XHGIK-FM / XEGIK-AM
- Frontera, Coahuila; Mexico;
- Broadcast area: Monclova
- Frequency: 88.1 FM / 560 AM
- Branding: La Acerera

Programming
- Format: Regional Mexican
- Affiliations: Radio Fórmula

Ownership
- Owner: Grupo Kamar; (Radio Estelar 920, S.A. de C.V.);

History
- First air date: November 1, 1964 (concession)
- Former call signs: XEOP-AM
- Former frequencies: 920 kHz; 106.3 MHz
- Call sign meaning: Grupo Industrial Kamar

Technical information
- Licensing authority: CRT
- Class: B1 (FM) B (AM)
- Power: 1,400 watts
- ERP: 5.45 kW
- HAAT: −44 m (−144 ft)
- Transmitter coordinates: 26°54′32″N 101°28′53″W﻿ / ﻿26.90889°N 101.48139°W

Links
- Webcast: Listen live
- Website: laacerera.mx

= XHGIK-FM =

Radio station in Frontera–Monclova, Coahuila

XHGIK-FM/XEGIK-AM is a radio station on 88.1 FM and 560 AM in Frontera, Coahuila, Mexico, primarily serving Monclova. It is owned by Grupo Kamar and known as La Acerera.

==History==
XEOP-AM 920 received its concession on November 1, 1961. Owned by Adip Apud Martínez, XEOP broadcast on 920 kHz with 250 watts. By the 1980s, control of XEOP had passed to Salvador Adip Abbud and three others in the same family.

In 1994, XEOP was sold to Radio Estelar 920, S.A. de C.V. after the 1992 consolidation of the station under Salvador Kamar Apud. Soon after, XEOP changed its callsign to XEGIK-AM, reflecting its new owners (Grupo Industrial Kamar), and increased its power to 1.4 kW on the new frequency of 560 kHz.

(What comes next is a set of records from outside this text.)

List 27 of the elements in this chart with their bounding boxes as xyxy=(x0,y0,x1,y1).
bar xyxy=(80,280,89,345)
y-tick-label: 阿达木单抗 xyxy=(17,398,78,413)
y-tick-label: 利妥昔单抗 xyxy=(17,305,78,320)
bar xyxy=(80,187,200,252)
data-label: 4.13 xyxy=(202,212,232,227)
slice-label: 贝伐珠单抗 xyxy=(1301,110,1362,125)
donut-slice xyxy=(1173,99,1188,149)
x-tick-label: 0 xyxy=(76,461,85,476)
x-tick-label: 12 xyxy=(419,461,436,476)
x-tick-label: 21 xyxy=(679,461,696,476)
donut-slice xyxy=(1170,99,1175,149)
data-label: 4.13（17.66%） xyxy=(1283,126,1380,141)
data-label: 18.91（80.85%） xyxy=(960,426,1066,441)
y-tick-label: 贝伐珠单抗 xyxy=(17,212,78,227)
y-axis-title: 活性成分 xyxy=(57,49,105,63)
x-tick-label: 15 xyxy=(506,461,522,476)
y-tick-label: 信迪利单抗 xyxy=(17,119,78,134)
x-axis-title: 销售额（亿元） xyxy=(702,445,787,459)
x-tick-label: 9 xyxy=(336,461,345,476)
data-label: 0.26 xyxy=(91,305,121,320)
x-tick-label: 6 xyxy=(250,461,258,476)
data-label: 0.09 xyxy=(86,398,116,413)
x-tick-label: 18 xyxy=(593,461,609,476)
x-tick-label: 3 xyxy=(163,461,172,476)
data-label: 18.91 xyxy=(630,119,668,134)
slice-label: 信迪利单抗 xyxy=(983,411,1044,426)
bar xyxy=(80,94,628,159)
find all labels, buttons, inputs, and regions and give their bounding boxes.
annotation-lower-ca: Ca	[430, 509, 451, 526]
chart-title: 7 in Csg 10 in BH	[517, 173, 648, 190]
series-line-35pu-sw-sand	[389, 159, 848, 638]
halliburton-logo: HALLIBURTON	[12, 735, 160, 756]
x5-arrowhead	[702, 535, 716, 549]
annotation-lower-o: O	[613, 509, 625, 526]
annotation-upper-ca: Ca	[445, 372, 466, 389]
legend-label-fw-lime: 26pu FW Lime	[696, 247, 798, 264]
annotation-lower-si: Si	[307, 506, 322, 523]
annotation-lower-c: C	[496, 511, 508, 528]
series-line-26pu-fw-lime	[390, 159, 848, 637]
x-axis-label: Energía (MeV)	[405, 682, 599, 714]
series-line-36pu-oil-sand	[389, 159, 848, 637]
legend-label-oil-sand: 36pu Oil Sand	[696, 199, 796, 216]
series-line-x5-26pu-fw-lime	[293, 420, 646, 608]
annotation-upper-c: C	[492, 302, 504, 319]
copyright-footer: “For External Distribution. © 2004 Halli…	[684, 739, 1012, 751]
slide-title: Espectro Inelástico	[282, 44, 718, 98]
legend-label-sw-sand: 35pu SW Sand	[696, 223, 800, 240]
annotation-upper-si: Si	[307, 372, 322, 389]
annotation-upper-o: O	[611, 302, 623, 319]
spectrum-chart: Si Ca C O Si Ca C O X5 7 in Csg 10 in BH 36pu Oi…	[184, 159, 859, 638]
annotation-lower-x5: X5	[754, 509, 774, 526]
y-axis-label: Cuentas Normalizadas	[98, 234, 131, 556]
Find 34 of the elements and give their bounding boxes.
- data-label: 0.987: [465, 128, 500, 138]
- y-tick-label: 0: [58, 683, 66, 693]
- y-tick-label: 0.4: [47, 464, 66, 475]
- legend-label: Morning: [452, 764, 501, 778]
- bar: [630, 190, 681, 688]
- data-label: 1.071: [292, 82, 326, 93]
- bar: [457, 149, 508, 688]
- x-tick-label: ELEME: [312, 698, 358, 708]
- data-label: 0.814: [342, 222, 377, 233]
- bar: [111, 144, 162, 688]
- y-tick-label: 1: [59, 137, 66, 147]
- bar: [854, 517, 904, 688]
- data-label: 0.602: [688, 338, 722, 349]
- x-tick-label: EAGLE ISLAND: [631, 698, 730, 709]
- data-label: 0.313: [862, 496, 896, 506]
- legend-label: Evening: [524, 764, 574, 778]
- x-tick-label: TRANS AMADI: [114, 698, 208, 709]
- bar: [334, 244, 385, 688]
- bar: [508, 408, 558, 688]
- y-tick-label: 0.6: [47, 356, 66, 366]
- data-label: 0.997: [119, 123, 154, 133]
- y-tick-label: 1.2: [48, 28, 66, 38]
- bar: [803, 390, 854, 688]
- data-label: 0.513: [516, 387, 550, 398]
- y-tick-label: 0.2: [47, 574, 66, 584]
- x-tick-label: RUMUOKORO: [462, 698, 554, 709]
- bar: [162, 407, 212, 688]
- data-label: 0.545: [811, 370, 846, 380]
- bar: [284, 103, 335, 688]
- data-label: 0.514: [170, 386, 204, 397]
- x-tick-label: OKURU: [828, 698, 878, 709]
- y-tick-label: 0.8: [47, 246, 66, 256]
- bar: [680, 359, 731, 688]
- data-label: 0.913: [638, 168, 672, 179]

XEGIK moved to FM in 2011, initially broadcasting on 106.3 MHz, but it was required to maintain its AM station, as communities could lose radio service were the AM station to go off the air. It was required to move to 88.1 MHz in 2017 as a condition of the renewal of its concession, in order to clear 106-108 MHz as much as possible for community and indigenous stations; the change became effective on April 2, 2018.